I think we all (or some of us at least) just need to be willing to pay for this service.

[–] erwan@lemmy.ml 0 points 1 year ago

Fake photos existed before Photoshop, with scissors and glue

[–] SlopppyEngineer@lemmy.world 20 points 1 year ago (4 children)

Every day were getting closer to "The Running Man."

[–] captsneeze@lemmy.one 5 points 1 year ago

FANTASTIC reference! This movie is so funny and awesome, and it seems to have completely disappeared from pop culture. I never understood why Conan looms so large in our collective memory, but this movie totally vanished.

[–] snekerpimp@lemmy.world 5 points 1 year ago

More dancing women in tv???

[–] PipedLinkBot@feddit.rocks 2 points 1 year ago

Here is an alternative Piped link(s):

The Running Man

Piped is a privacy-respecting open-source alternative frontend to YouTube.

I'm open-source; check me out at GitHub.

[–] tabris@lemmy.world 1 points 1 year ago

I'd buy that for a monthly subscription!

[–] OpenHammer6677@lemmy.world 18 points 1 year ago* (last edited 1 year ago) (2 children)

Genuine question: why do we need this type of thing?

Especially in view of the harm it can cause, what's the point of creating this aside from generating shareholder value?

Sure, creating a video out of text quickly is cool, but is there an actual need for this?

[–] I_Has_A_Hat@lemmy.world 16 points 1 year ago (1 children)

Art. Presentations. Visualizations. Porn.

[–] ours@lemmy.world 6 points 1 year ago

Weird music videos. Just this week Youtube had pushed me music videos all done in the weird warpy AI style.

It's kind of cool and simultaneously already feels like a fad that tired with.

[–] BearOfaTime@lemm.ee 7 points 1 year ago

Who said anything about need?

It was created because someone thought of it. How it's used is a measure of the person using it.

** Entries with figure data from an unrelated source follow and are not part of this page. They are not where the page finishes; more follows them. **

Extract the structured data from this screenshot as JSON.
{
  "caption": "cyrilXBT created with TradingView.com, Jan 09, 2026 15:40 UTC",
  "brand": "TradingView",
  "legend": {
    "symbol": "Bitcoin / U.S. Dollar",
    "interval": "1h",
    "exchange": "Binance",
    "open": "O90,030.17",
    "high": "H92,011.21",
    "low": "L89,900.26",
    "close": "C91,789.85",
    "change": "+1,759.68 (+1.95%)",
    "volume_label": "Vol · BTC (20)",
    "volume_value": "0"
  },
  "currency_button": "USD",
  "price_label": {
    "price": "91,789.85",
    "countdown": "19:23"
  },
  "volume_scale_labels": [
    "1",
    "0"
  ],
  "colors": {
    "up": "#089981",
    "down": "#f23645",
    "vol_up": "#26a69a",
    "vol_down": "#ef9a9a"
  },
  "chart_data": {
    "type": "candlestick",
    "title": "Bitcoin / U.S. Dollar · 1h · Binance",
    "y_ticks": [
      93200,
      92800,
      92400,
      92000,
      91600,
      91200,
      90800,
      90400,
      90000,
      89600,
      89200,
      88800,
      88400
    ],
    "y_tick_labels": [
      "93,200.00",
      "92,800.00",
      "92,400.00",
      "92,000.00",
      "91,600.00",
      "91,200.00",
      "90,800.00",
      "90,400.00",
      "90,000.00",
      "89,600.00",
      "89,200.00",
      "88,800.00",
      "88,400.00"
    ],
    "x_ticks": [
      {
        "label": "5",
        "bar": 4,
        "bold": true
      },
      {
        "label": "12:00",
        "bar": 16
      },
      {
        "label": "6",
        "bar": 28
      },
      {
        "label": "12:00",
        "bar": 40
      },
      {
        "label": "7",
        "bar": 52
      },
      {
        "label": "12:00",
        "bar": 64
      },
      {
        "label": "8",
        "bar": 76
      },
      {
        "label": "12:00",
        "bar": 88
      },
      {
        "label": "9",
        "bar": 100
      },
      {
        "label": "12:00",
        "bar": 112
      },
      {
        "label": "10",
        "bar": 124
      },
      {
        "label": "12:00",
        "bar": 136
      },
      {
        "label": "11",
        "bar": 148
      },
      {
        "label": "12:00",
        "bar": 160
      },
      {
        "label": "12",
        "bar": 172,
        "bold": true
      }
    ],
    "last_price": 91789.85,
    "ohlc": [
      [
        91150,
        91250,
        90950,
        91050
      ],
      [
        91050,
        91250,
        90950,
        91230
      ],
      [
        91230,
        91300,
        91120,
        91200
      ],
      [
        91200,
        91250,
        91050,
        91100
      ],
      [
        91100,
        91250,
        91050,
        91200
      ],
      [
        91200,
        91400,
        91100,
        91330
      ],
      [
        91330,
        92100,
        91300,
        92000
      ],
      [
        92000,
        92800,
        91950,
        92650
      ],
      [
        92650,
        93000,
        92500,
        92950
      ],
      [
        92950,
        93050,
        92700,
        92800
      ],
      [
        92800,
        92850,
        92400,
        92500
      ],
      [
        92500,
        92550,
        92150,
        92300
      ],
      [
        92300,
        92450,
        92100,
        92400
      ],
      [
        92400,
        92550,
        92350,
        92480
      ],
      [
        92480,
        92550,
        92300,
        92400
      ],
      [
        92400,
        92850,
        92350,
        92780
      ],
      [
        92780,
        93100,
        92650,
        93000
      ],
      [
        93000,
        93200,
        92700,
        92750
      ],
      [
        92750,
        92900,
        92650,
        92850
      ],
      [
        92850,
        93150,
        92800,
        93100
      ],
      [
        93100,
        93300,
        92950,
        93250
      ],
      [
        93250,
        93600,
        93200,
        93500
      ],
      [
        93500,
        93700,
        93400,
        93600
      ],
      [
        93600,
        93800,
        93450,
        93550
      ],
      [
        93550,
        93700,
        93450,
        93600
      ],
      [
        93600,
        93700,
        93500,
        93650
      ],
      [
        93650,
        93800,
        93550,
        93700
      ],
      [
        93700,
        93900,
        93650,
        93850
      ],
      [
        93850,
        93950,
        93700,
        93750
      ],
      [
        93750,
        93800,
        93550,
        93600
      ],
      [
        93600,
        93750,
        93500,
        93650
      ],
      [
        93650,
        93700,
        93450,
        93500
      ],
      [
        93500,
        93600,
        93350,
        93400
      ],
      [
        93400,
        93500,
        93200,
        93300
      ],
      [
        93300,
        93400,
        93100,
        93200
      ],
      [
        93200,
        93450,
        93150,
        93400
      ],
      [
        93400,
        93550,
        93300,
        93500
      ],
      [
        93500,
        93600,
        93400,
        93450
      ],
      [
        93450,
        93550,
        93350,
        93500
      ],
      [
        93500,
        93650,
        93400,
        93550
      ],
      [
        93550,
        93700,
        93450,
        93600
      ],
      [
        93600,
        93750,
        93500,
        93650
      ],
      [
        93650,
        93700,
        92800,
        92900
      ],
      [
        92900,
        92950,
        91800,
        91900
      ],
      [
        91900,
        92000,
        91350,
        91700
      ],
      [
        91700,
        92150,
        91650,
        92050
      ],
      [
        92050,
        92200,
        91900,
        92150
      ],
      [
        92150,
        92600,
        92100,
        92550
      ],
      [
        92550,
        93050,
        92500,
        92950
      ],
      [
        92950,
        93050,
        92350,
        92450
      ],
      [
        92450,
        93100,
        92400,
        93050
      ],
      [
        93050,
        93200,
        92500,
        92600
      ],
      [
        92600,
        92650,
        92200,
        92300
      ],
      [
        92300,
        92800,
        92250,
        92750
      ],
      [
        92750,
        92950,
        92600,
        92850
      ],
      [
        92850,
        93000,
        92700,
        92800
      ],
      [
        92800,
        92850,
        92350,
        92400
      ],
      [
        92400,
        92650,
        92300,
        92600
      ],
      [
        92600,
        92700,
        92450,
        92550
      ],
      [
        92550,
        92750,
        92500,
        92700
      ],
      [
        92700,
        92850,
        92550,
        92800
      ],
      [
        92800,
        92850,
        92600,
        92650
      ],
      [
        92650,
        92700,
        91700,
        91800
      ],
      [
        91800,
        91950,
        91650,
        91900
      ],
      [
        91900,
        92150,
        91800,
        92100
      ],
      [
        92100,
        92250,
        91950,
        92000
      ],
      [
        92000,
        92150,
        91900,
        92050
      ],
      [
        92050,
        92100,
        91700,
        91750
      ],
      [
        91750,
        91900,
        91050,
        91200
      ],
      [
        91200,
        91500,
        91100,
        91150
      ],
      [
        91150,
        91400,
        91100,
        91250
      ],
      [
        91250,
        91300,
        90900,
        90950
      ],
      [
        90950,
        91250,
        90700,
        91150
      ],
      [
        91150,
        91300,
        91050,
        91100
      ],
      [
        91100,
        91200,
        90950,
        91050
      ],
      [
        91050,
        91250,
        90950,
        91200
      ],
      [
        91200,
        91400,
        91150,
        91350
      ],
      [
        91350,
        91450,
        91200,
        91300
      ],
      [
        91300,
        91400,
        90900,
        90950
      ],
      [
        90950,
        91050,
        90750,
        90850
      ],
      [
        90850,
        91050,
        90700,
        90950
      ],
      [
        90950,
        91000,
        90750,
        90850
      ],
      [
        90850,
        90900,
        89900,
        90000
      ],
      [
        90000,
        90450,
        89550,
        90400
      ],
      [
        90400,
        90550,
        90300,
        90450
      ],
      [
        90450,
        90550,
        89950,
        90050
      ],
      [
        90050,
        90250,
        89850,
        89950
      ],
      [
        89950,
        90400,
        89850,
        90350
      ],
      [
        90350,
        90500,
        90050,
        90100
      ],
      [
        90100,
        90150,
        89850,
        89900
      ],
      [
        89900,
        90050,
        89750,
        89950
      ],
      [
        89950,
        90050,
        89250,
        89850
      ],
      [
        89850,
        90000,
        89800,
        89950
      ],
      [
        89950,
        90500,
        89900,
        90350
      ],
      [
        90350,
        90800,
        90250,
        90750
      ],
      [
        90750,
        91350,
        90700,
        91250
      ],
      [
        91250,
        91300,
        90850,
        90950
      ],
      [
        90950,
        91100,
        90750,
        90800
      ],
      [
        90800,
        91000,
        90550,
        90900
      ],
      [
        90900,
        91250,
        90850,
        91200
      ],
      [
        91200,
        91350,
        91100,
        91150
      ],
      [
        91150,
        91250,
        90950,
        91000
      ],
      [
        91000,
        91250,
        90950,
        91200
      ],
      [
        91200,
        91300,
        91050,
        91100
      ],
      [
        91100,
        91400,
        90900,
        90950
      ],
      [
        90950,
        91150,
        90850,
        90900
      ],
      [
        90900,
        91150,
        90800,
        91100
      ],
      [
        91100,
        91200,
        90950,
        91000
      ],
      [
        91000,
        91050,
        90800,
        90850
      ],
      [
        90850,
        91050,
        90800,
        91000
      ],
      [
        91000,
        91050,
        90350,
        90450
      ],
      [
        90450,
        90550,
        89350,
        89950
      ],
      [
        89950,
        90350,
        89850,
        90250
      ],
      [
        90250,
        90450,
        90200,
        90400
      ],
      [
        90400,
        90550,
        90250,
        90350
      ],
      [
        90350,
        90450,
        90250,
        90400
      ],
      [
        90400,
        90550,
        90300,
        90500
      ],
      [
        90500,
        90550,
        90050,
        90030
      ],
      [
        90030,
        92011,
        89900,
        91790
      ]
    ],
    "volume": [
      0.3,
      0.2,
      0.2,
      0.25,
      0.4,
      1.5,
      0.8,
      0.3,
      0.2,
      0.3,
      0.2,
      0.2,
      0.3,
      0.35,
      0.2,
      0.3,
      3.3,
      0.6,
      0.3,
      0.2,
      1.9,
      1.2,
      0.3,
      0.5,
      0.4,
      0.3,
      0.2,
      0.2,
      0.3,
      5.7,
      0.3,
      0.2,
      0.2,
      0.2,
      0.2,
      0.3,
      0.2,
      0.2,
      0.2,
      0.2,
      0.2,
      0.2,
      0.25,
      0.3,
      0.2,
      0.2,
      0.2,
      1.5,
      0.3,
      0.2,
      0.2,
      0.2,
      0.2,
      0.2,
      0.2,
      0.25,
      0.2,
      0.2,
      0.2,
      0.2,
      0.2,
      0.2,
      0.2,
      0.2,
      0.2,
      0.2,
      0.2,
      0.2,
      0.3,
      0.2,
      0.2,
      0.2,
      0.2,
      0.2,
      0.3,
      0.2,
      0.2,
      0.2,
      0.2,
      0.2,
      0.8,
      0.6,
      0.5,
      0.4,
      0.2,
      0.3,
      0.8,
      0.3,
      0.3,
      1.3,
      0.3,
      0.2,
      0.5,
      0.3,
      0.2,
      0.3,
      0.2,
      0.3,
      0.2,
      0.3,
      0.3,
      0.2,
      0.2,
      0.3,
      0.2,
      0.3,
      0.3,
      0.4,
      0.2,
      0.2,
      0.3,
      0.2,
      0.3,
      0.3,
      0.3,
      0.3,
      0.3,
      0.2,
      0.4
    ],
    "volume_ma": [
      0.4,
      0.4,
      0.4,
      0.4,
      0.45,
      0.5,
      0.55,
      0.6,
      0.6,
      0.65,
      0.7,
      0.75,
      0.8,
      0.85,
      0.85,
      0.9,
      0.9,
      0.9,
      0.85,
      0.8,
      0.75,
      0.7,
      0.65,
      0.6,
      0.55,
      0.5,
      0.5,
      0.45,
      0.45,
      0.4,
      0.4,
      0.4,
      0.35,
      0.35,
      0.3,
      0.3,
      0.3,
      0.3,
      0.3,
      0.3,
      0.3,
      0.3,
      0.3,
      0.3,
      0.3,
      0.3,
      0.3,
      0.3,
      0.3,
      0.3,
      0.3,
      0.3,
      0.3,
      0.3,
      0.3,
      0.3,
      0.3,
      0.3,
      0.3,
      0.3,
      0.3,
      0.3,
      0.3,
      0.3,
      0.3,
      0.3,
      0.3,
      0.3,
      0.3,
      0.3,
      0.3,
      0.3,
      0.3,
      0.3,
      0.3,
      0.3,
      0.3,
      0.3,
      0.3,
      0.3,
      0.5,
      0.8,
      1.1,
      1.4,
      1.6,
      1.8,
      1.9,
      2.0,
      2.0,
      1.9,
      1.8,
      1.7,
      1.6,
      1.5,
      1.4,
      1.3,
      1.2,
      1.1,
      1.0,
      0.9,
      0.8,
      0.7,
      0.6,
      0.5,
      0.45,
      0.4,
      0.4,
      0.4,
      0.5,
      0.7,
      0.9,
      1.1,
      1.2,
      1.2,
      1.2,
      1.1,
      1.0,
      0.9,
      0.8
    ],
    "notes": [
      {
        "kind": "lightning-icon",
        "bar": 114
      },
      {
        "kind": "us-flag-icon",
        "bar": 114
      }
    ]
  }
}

People will find ways to utilize whatever someone creates. And usually in ways the creator never envisioned.

"Needing" something comes after a tool becomes ubiquitous. Imagine trying to screw in a Phillips screw with a slot screw driver - you'd need a Phillips driver because those screws are now ubiquitous (and I can't wait for them to go away. All hail our stripped screw saviour Torx!)

[–] Mac@mander.xyz 15 points 1 year ago (1 children)

OpenAI singlehandedly breaking the internet. Props, tbh.

[–] Thorny_Insight@lemm.ee 12 points 1 year ago

They really are. I don't know about Google but with DDG when searching for information I feel like most of the top results are articles written by AI. Luckily it's still somewhat easy to recognize but that's not going to be the case for long. It's inevitable though so I don't really blame them. If not OpenAI then it would have just been someone else. I'm just worried about where this is going. I can think of more ways this could go wrong than right.

[–] RootBeerGuy@discuss.tchncs.de 8 points 1 year ago (2 children)

Isn't this a bit over dramatic, seeing as we had deepfake tech for a while now?

[–] M500@lemmy.ml 28 points 1 year ago

I don’t think so, as deep fake stuff was about switching faces and voices. You needed actual footage to train this on.

So if you wanted to stage something, it would take considerable effort, money, time, and manpower.

Now anyone will be able to just type in a prompt and have a video generated.

We saw the Joe Biden deepfake that made calls to tell people not to vote for him. Now just wait until we are having videos of him saying it sent out in mass.

[–] ch00f@lemmy.world 13 points 1 year ago (1 children)

Imagine generating 5,000 videos of different people (likenesses pulled from Facebook) reacting to a fake calamity staged in a certain city.

[–] CosmoNova@lemmy.world 6 points 1 year ago

Imagine seeing it every day to a point you can't see the real calamity coming because you stopped believing in them entirely.